The oldest section of the building is the west wing, built in the late 16th century for the Yorke family. In 1572, it was bought by the Ingleby family, who in the late 17th century added the hall, east wing and service wing. The house was altered in the mid 18th century, and modernised by J. N. Ambler in the 1920s. The house and 545 acre estate were put up for sale in 2023 for £5.6 million. At the time, the house had nine bedrooms and four reception rooms, while the grounds contained two three-bedroom cottages, Lawkland Hall Farm, woodland, shooting grounds and a pond. The building, along with its garden walls, has been grade I listed since 1958.

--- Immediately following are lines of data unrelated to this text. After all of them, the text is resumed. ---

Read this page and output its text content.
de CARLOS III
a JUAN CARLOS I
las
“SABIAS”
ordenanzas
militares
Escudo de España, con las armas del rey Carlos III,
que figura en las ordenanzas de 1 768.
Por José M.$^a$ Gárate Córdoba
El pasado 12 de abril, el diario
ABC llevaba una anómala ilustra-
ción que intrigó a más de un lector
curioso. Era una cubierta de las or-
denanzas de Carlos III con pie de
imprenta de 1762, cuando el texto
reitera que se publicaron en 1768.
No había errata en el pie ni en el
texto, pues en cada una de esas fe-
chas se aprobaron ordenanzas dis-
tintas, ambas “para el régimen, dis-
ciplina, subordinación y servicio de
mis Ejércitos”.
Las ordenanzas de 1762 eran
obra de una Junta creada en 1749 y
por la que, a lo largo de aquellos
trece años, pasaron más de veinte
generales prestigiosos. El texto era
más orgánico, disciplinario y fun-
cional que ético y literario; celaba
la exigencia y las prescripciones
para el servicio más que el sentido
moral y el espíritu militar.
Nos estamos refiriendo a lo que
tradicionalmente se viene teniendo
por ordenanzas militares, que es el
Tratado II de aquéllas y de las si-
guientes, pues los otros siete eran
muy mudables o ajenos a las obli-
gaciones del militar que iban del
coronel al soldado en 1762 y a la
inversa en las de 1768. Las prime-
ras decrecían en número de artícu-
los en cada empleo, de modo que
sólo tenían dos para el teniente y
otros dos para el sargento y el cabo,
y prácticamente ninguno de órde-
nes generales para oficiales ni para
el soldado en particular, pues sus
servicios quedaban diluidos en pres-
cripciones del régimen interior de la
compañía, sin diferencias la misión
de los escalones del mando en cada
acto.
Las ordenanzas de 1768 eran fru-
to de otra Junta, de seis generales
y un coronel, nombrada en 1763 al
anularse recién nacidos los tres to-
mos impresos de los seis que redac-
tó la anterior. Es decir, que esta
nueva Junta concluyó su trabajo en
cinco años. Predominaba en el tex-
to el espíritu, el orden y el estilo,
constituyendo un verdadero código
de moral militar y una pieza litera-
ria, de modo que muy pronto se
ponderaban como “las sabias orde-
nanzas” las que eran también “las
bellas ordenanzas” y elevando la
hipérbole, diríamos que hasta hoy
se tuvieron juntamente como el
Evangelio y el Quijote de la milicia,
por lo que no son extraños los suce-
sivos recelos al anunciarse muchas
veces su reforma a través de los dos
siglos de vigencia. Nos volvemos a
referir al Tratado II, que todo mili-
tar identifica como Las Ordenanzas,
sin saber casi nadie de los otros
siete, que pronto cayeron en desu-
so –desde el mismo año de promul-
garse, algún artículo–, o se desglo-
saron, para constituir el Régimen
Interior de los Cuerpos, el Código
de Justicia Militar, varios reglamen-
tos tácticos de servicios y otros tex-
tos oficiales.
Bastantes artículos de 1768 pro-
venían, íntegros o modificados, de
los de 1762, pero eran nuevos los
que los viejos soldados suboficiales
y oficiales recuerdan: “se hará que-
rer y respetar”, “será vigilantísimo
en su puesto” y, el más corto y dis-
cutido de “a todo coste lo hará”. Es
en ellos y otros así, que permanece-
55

The hall is built of stone with a stone slate roof. It consists of a hall range with two storeys and three bays, a projecting gabled wing on the left with two storeys and one bay, a projecting right gabled wing with three storeys and one bay, and a two-storey service wing to the right. The central doorway has a moulded surround and a decorated lintel, and above it is a coat of arms. The windows are mullioned and transomed, some with hood moulds, and to the right on both floors is a small circular window. In the centre of the roof is a dormer with a coped gable, kneelers and ball finials. The left wing has ball finials to the kneelers, and the right wing has crocketed finials to the kneelers and a cross finial on the apex. Running from the east and west of the hall are garden walls about 2.5 m high.

Inside the house, there is panelling from the late 1600s and early 1700s, which has been rearranged. There is a late 17th century staircase in the hall, moved from elsewhere, an early-20th century bathroom including a sunken bath, a late 16th century spiral stone staircase in the tower, and a former chapel on the second floor, with a chimney flue rearranged to resemble a priest hole.